"Downing Street said yesterday that a referendum is unnecessary. It is, at the very least, an odd negotiating strategy for Mr Cameron to throw away the strongest card in his hand before the game has even started." - Telegraph leader
via conservativehome.blogs.com
The press are calling on Cameron not to treat us as "congenital idiots", but what if - politically and economically - we are? Let's not get into the whole 'in or out' issue of the EU. It inflames too many passions. Let's just look at one of the mooted solutions to the problems of the Euro.
The proposed EU Tobin Tax is a threat to Britain's economic future. The burden will fall, not merely disproportionately, but mainly on the City of London as the only global financial centre in the bloc. This has been reported in the quality press, as has the threat from City folk to move their businesses elsewhere, but there's no sign that the British people care.
David Cameron's political future depends, not on getting things right, but on pleasing that clueless majority. If he had the charisma of a Margaret Thatcher or a Tony Blair he might shape their opinions but he hasn't. He can't even influence the views of his coalition partners. Nor does it help that he short-sightedly joined in the scapegoating of bankers to cover for the failures of the political class at EU and national level.
Marcus Brigstocke's idiotic recent comment on Have I Got News for You to the effect that the bankers are always threatening to leave and winning political concessions, so "...maybe the public sector workers should all threaten to leave too..." probably better represents the general population's view than anything I can say. What, after all, is the City of London to a Warrington benefits claimant who is now more 'the man on the Clapham omnibus' of British politics than you or me? Well a great deal, actually, but if he doesn't understand that, a hapless, charisma-free, David Cameron can't help but listen to his ignorant views with attention.

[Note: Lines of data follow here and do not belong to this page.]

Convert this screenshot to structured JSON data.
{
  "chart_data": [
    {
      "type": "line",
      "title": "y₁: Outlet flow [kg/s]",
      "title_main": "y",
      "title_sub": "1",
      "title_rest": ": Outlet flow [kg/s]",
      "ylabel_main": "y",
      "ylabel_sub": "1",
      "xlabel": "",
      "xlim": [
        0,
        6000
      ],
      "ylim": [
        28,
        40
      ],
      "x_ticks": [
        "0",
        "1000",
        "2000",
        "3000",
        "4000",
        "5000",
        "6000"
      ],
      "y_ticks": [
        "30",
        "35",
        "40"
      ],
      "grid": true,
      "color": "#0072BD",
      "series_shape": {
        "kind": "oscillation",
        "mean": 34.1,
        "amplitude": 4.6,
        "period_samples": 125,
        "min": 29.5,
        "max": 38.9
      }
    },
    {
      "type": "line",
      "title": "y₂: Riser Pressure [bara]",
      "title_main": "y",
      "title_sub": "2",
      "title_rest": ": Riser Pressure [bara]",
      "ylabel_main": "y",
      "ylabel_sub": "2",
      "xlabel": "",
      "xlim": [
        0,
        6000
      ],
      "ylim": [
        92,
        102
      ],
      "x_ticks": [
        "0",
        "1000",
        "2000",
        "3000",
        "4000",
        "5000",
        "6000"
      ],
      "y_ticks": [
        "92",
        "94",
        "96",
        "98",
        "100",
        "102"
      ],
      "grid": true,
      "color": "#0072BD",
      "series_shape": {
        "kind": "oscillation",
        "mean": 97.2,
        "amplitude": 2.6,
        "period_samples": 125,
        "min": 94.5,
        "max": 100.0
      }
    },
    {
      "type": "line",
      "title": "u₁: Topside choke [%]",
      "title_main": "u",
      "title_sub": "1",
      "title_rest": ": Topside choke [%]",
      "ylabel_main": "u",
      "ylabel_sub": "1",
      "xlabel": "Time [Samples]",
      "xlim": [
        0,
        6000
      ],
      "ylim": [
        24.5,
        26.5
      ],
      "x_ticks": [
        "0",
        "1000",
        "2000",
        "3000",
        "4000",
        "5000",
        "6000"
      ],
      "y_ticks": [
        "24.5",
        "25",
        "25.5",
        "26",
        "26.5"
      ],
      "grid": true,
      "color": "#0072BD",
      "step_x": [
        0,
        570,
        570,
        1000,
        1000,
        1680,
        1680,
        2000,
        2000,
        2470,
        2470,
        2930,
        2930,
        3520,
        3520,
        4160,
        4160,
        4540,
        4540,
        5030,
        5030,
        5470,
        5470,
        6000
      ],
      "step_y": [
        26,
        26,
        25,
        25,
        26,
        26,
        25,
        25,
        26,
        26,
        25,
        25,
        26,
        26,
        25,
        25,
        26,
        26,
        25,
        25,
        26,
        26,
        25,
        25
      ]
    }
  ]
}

For those of us who believe Britain would be 'Better off Out' the Tobin Tax proposal is further proof that our European 'partners' do not have our interests at heart. Yet it does not prove that the EU is rigged against us. It isn't. It's rigged, by its original French designers, against the German people. It was designed to exploit an historical guilt that no living German should now feel.
Unlike their federal government, which is as feckless as any group of politicians spending other peoples' money to buy votes, the hard-working German citizenry is largely debt-free. They produce fine goods, deliver fine services and more than pay their own way in the world. They are peaceful global citizens and no longer go in for armed evangelism. Would that we could say as much. Yet, true to the French design of the European Project, they have seen their pensions and public services cut, while they contribute more and more to bail out their feckless, massively-indebted neighbours. They are the EU's greatest victims.
Properly viewed, the EU is just a cynical game played to rules written by Frenchmen. It is a game played brilliantly by France and the other consistent net beneficiary nations. Only Britain and Germany ever naievely treat it as a serious political project. From this point of view, David Cameron is simply a bad coach of the British national team. Whether we believe Britain should play this game or not, for as long as we are in the league, we are entitled to have him try to lead the national team to victory.
The 'congenital idiocy' of British voters is something of an obstacle, perhaps. If Cameron believes in the EU and wants to see EU-scepticism decline however, then he needs to man up and do his job. Or make way for a new manager who will.